MAHKEMESİ : Kayseri Bölge Adliye Mahkemesi 2. Hukuk Dairesi
SAYISI : 2023/988 E., 2023/946 K.
KARAR : Kararın kaldırılarak kısmen esas hakkında hüküm kurulması
İLK DERECE MAHKEMESİ : Niğde 1. Aile Mahkemesi
SAYISI : 2020/817 E., 2022/593 K.
Taraflar arasındaki karşılıklı boşanma davasından dolayı yapılan yargılama sonunda İlk Derece Mahkemesince asıl ve birleşen davanın kabulüyle tarafların boşanmalarına ve boşanmanın fer'îlerine karar verilmiştir.
Kararın taraf vekillerince istinaf edilmesi üzerine, Bölge Adliye Mahkemesince başvurunun kısmen kabulüyle kararın kaldırılarak kısmen esas hakkında hüküm kurulmasına, sair istinaf taleplerinin ise reddine karar verilmiştir.
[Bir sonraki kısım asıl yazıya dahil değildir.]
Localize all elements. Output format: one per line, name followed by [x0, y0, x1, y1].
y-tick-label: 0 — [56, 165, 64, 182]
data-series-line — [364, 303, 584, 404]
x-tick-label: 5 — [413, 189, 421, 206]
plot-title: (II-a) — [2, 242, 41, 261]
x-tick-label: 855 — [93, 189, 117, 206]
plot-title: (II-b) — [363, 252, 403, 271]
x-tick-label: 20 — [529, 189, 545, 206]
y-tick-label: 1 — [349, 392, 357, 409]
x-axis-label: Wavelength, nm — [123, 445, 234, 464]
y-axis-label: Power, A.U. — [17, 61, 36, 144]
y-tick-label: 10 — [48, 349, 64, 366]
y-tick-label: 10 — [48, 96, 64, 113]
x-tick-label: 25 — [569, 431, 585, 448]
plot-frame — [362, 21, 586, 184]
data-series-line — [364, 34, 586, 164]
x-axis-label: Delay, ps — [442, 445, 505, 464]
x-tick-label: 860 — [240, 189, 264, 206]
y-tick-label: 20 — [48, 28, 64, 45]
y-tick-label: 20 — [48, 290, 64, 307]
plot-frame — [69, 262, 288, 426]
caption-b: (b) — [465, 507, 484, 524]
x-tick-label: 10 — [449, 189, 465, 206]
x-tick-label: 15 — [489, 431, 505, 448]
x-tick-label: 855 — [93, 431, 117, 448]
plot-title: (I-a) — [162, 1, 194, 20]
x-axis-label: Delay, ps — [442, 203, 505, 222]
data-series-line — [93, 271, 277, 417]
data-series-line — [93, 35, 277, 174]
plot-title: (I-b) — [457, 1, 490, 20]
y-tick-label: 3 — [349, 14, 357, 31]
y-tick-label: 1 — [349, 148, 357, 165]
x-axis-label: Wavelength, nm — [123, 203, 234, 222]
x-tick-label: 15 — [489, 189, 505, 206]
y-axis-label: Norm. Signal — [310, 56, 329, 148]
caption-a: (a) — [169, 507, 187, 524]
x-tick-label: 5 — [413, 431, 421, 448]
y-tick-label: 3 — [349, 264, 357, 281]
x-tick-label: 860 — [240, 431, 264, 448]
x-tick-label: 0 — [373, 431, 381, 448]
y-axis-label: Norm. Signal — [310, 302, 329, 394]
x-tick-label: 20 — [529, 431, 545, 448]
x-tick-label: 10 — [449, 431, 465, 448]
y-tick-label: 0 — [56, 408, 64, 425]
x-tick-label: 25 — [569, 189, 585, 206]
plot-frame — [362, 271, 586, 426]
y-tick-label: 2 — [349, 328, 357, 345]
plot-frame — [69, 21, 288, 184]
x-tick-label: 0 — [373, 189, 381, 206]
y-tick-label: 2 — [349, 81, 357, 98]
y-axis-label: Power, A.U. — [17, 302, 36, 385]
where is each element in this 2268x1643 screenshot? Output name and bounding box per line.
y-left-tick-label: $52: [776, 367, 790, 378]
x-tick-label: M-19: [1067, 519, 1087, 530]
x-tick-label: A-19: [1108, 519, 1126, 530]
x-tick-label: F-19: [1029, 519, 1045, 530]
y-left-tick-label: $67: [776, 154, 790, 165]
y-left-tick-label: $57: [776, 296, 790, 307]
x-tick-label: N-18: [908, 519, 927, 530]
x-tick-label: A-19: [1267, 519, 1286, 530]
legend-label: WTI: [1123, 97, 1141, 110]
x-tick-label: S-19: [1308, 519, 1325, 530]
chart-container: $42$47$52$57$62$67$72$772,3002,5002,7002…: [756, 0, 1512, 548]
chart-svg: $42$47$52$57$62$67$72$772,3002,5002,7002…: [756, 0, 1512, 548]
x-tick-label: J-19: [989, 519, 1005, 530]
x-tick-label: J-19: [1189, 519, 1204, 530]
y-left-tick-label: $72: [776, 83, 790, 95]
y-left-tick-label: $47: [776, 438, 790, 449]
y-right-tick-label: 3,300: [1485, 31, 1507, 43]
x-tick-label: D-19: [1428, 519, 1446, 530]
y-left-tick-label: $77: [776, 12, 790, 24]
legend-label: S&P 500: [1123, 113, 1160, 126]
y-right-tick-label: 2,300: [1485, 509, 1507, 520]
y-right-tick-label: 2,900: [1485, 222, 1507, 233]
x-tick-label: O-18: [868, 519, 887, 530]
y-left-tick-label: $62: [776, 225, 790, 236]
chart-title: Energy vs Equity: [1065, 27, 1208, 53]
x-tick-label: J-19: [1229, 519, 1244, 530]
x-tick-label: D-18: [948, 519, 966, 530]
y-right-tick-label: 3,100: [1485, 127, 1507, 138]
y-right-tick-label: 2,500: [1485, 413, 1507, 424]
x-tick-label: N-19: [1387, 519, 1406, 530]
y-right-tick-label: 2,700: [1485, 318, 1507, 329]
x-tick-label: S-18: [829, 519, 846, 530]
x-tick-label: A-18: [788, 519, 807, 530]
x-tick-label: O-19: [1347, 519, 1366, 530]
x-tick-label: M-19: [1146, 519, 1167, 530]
Bölge Adliye Mahkemesi kararı taraf vekillerince temyiz edilmekle; kesinlik, süre, temyiz şartı ve diğer usul eksiklikleri yönünden yapılan ön inceleme sonucunda, temyiz dilekçesinin kabulüne karar verildikten ve Tetkik Hâkimi tarafından hazırlanan rapor dinlendikten sonra dosyadaki belgeler incelenip gereği düşünüldü:
I. DAVA
Davacı-birleşen dosya davalısı erkek vekili dava dilekçesinde özetle; kadının sürekli hakaret ve küçük düşürücü davranışlarda bulunduğunu, sürekli psikolojik ve ekonomik şiddet uyguladığını, kendisinin aldatıldığını düşünerek erkeğe hakaretlerde bulunduğunu, saygı ve sevgisiz olduğunu, kıskanç tavırlar sergilediğini, alkol alışkanlığının olduğunu, davalının gündüzleri otobüs şoförlüğü yaptığını, akşamları evine gelmesi gerekirken alkol alıp gece yarısı eve geldiğini, bıçak çektiğini, habersiz olarak ismini ... olarak değiştirdiğini, en son 06.03.2020 tarihinde davalının yine alkollü bir vaziyette eve geldiğinde, erkeğin boşanmak istediğini söylemesi üzerine, hakaret ettiğini ve ilk evliliğinden olma kızını taciz ettiği yönünde iftiralar attığını, bu sebepten dolayı Niğde C.Başsavcılığının 2020/2293 esas sayılı dosyası ile soruşturma açıldığını ve kovuşturmaya yer olmadığına karar verildiğini, o tarihten beridir tarafların ayrı yaşadıklarını, tüm bu sebeplerden dolayı evlilik birliğinin devamına imkan kalmadığını bildirerek 4721 sayılı Türk Medeni Kanunu'nun (4721 sayılı Kanun) 166 ncı maddesinin birinci fıkrası uyarınca tarafların boşanmalarına karar verilmesini talep ve dava etmiştir.
II. CEVAP
1.Usulüne uygun tebligata rağmen davalı-davacı kadın davaya süresinde cevap dilekçesi sunmamıştır.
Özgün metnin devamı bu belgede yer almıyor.